Inputs and Outputs of the Alliance

The idea that NATO states not meeting the 2% of GDP defense spending minimum objective should be able to count alliance activity as a substitute for defense spending is so mind boggling in its stupidity that I can't believe it continues to be raised by serious people.

Are you effing kidding me?

Take a glance at NATO’s defense spending statistics, and Denmark looks like a mediocre member. Last year, the Scandinavian country spent 1.17 percent of GDP on defense, far below NATO’s 2-percent benchmark. But a closer look at the country’s military deployments reveals a rather different picture: Denmark is, in fact, a NATO starlet. Members’ contributions to alliance missions matter as much as their defense spending. We should encourage them to be more like Denmark.

Here we go again. If all this article is designed to do is to encourage spending and activity, that's great. Greece meets the alliance spending goal but isn't exactly a strong alliance participant because their spending is actually directed at nominal NATO ally Turkey.

But some want to be able to count activity in place of defense spending. This is insane. And if this article is part of that nonsense, the stupidity just won't die.

Of freaking course alliance members are expected to contribute to common defense by participating in alliance actions. And Denmark's willingness to do that is great. Kudos, really.

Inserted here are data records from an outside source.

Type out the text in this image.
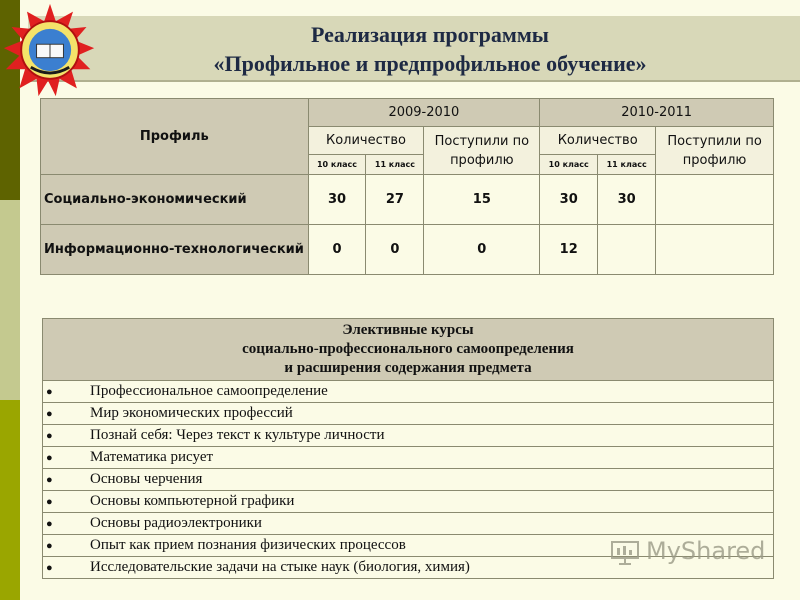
Реализация программы
«Профильное и предпрофильное обучение»
Профиль	2009-2010			2010-2011		
	Количество		Поступили по профилю	Количество		Поступили по профилю
	10 класс	11 класс		10 класс	11 класс	
Социально-экономический	30	27	15	30	30	
Информационно-технологический	0	0	0	12		
Элективные курсы
социально-профессионального самоопределения
и расширения содержания предмета

● Профессиональное самоопределение
● Мир экономических профессий
● Познай себя: Через текст к культуре личности
● Математика рисует
● Основы черчения
● Основы компьютерной графики
● Основы радиоэлектроники
● Опыт как прием познания физических процессов
● Исследовательские задачи на стыке наук (биология, химия)
MyShared
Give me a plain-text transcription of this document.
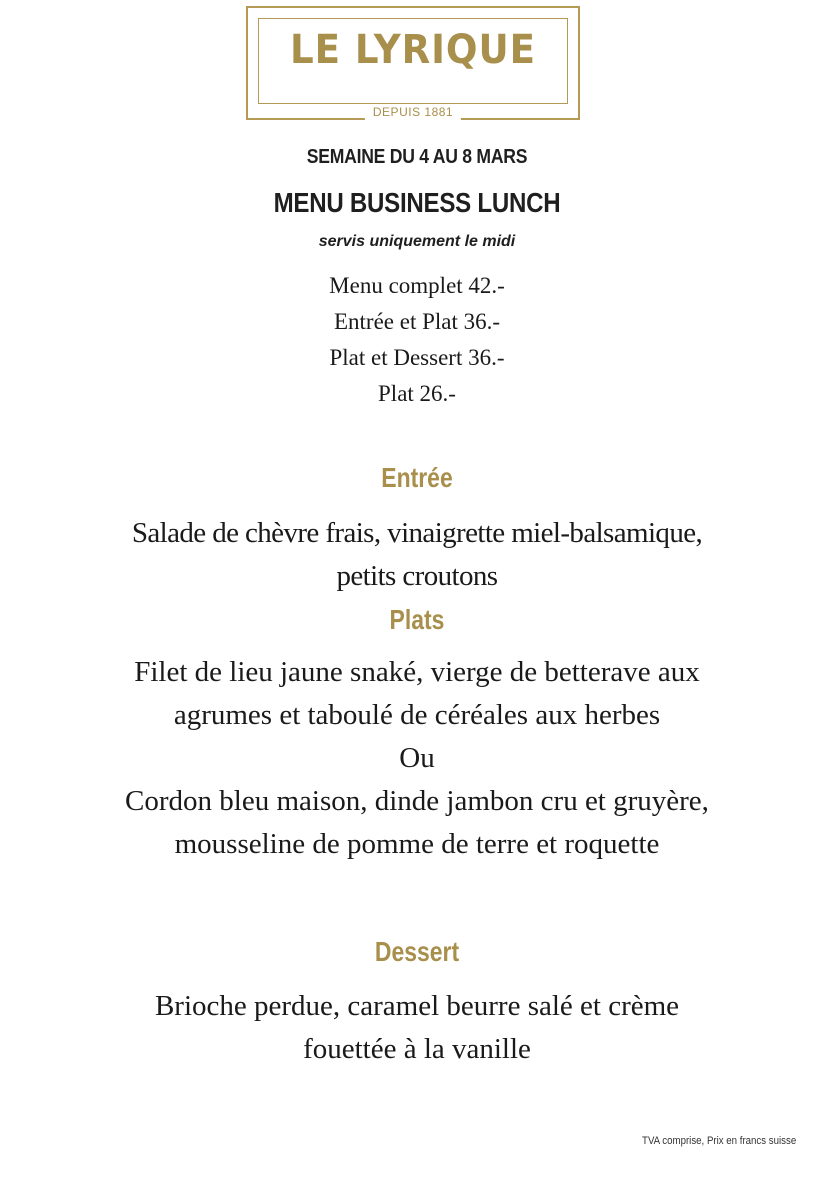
LE LYRIQUE
DEPUIS 1881
SEMAINE DU 4 AU 8 MARS
MENU BUSINESS LUNCH
servis uniquement le midi
Menu complet 42.-
Entrée et Plat 36.-
Plat et Dessert 36.-
Plat 26.-
Entrée
Salade de chèvre frais, vinaigrette miel-balsamique,
petits croutons
Plats
Filet de lieu jaune snaké, vierge de betterave aux
agrumes et taboulé de céréales aux herbes
Ou
Cordon bleu maison, dinde jambon cru et gruyère,
mousseline de pomme de terre et roquette
Dessert
Brioche perdue, caramel beurre salé et crème
fouettée à la vanille
TVA comprise, Prix en francs suisse
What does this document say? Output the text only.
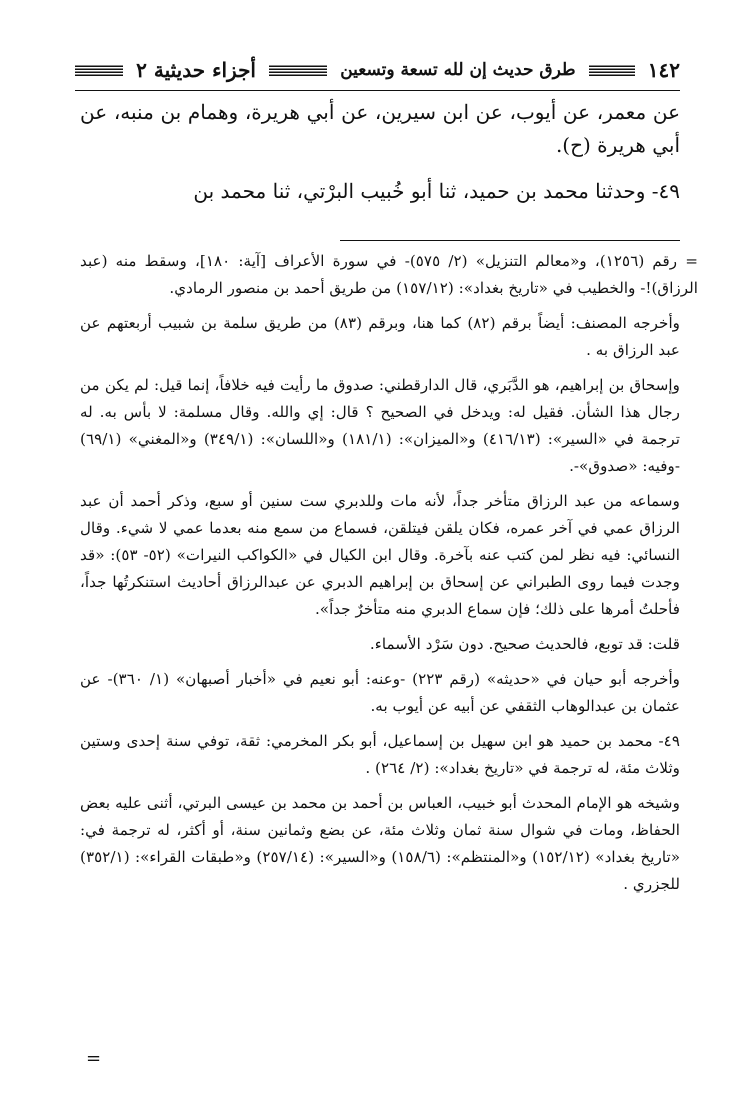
١٤٢
طرق حديث إن لله تسعة وتسعين
أجزاء حديثية ٢

عن معمر، عن أيوب، عن ابن سيرين، عن أبي هريرة، وهمام بن منبه، عن أبي هريرة (ح).

٤٩- وحدثنا محمد بن حميد، ثنا أبو خُبيب البرْتي، ثنا محمد بن

= رقم (١٢٥٦)، و«معالم التنزيل» (٢/ ٥٧٥)- في سورة الأعراف [آية: ١٨٠]، وسقط منه (عبد الرزاق)!- والخطيب في «تاريخ بغداد»: (١٥٧/١٢) من طريق أحمد بن منصور الرمادي.

وأخرجه المصنف: أيضاً برقم (٨٢) كما هنا، وبرقم (٨٣) من طريق سلمة بن شبيب أربعتهم عن عبد الرزاق به .

وإسحاق بن إبراهيم، هو الدَّبَري، قال الدارقطني: صدوق ما رأيت فيه خلافاً، إنما قيل: لم يكن من رجال هذا الشأن. فقيل له: ويدخل في الصحيح ؟ قال: إي والله. وقال مسلمة: لا بأس به. له ترجمة في «السير»: (٤١٦/١٣) و«الميزان»: (١٨١/١) و«اللسان»: (٣٤٩/١) و«المغني» (٦٩/١) -وفيه: «صدوق»-.

وسماعه من عبد الرزاق متأخر جداً، لأنه مات وللدبري ست سنين أو سبع، وذكر أحمد أن عبد الرزاق عمي في آخر عمره، فكان يلقن فيتلقن، فسماع من سمع منه بعدما عمي لا شيء. وقال النسائي: فيه نظر لمن كتب عنه بآخرة. وقال ابن الكيال في «الكواكب النيرات» (٥٢- ٥٣): «قد وجدت فيما روى الطبراني عن إسحاق بن إبراهيم الدبري عن عبدالرزاق أحاديث استنكرتُها جداً، فأحلتُ أمرها على ذلك؛ فإن سماع الدبري منه متأخرٌ جداً».

قلت: قد توبع، فالحديث صحيح. دون سَرْد الأسماء.

وأخرجه أبو حيان في «حديثه» (رقم ٢٢٣) -وعنه: أبو نعيم في «أخبار أصبهان» (١/ ٣٦٠)- عن عثمان بن عبدالوهاب الثقفي عن أبيه عن أيوب به.

٤٩- محمد بن حميد هو ابن سهيل بن إسماعيل، أبو بكر المخرمي: ثقة، توفي سنة إحدى وستين وثلاث مئة، له ترجمة في «تاريخ بغداد»: (٢/ ٢٦٤) .

وشيخه هو الإمام المحدث أبو خبيب، العباس بن أحمد بن محمد بن عيسى البرتي، أثنى عليه بعض الحفاظ، ومات في شوال سنة ثمان وثلاث مئة، عن بضع وثمانين سنة، أو أكثر، له ترجمة في: «تاريخ بغداد» (١٥٢/١٢) و«المنتظم»: (١٥٨/٦) و«السير»: (٢٥٧/١٤) و«طبقات القراء»: (٣٥٢/١) للجزري .

=
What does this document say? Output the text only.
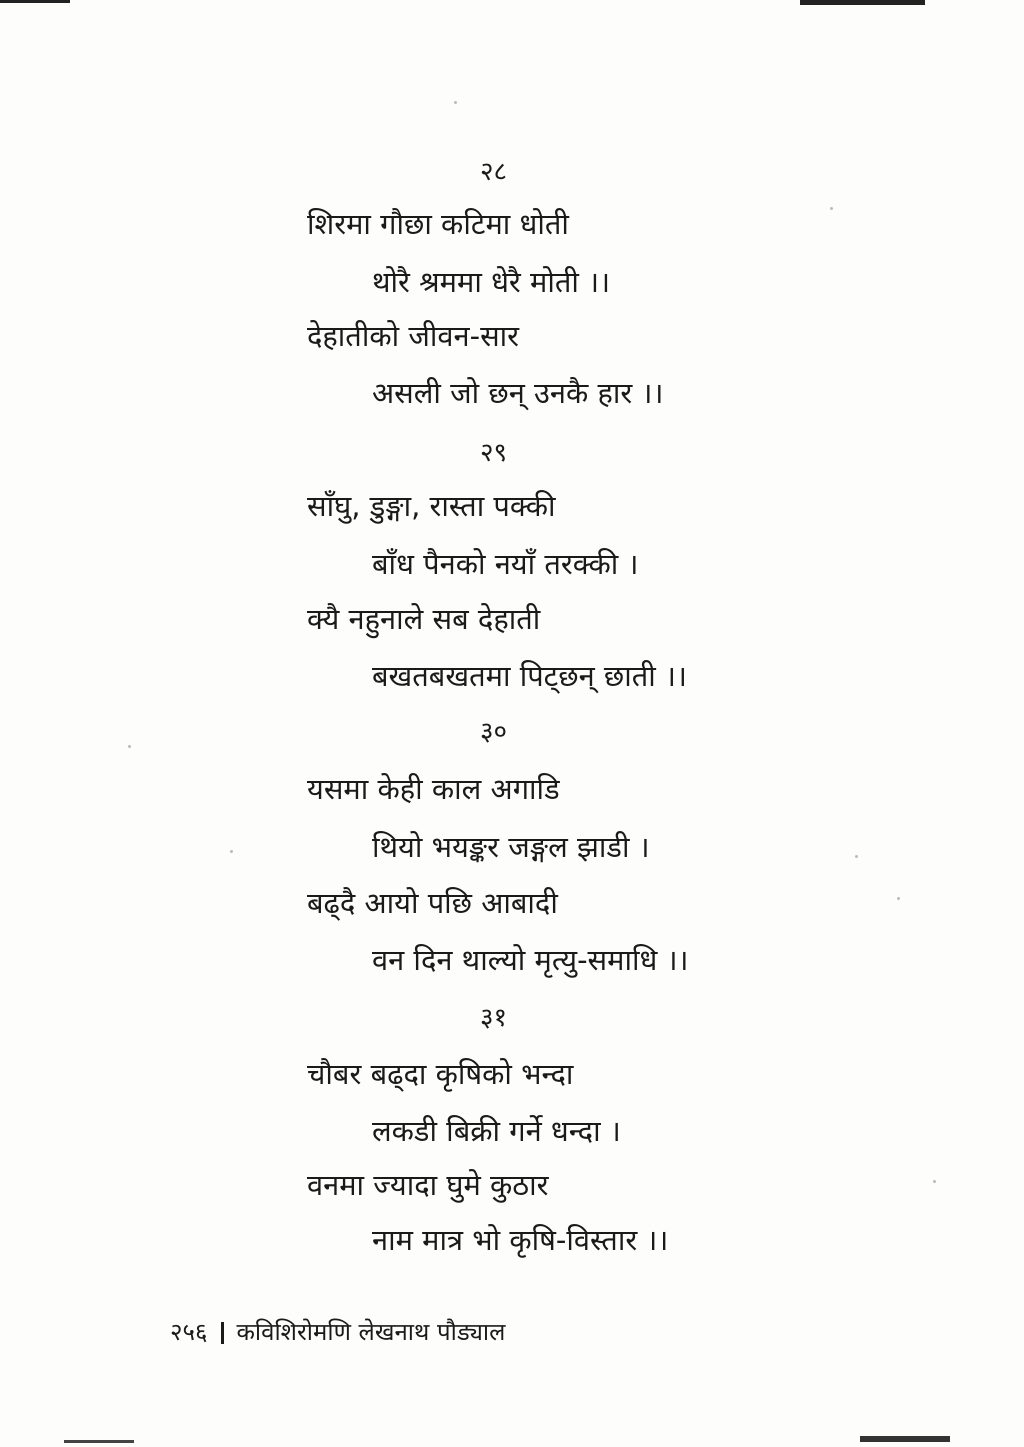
२८
शिरमा गौछा कटिमा धोती
थोरै श्रममा धेरै मोती ।।
देहातीको जीवन-सार
असली जो छन् उनकै हार ।।
२९
साँघु, डुङ्गा, रास्ता पक्की
बाँध पैनको नयाँ तरक्की ।
क्यै नहुनाले सब देहाती
बखतबखतमा पिट्छन् छाती ।।
३०
यसमा केही काल अगाडि
थियो भयङ्कर जङ्गल झाडी ।
बढ्दै आयो पछि आबादी
वन दिन थाल्यो मृत्यु-समाधि ।।
३१
चौबर बढ्दा कृषिको भन्दा
लकडी बिक्री गर्ने धन्दा ।
वनमा ज्यादा घुमे कुठार
नाम मात्र भो कृषि-विस्तार ।।
२५६ कविशिरोमणि लेखनाथ पौड्याल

But the NATO 2% spending goal is--open up the Duh Files for this one--a spending goal and not a combined Alliance Goodness Scale. If we could focus on minimum defense capabilities, great. But we can't so spending minimums are necessary to define.

As if defense spending is irrelevant to being able to participate effectively in NATO missions!

Are we to consider geography to give Portugal and Belgium monetary credit for being safely behind the lines while requiring Estonia, Latvia, and Norway to pony up a lot more in spending because they border Russia and require more help? (Although countries like that should be for their own self interest higher spenders than Portugal or Belgium, regardless of alliance goals.)

Being prepared to carry out collective defense as part of NATO through minimally adequate spending levels is a separate issue from contributing to collective defense missions and should not be conflated.

So stop that talk of substituting activity for defense spending. It's a really stupid argument and anyone making it should be embarrassed.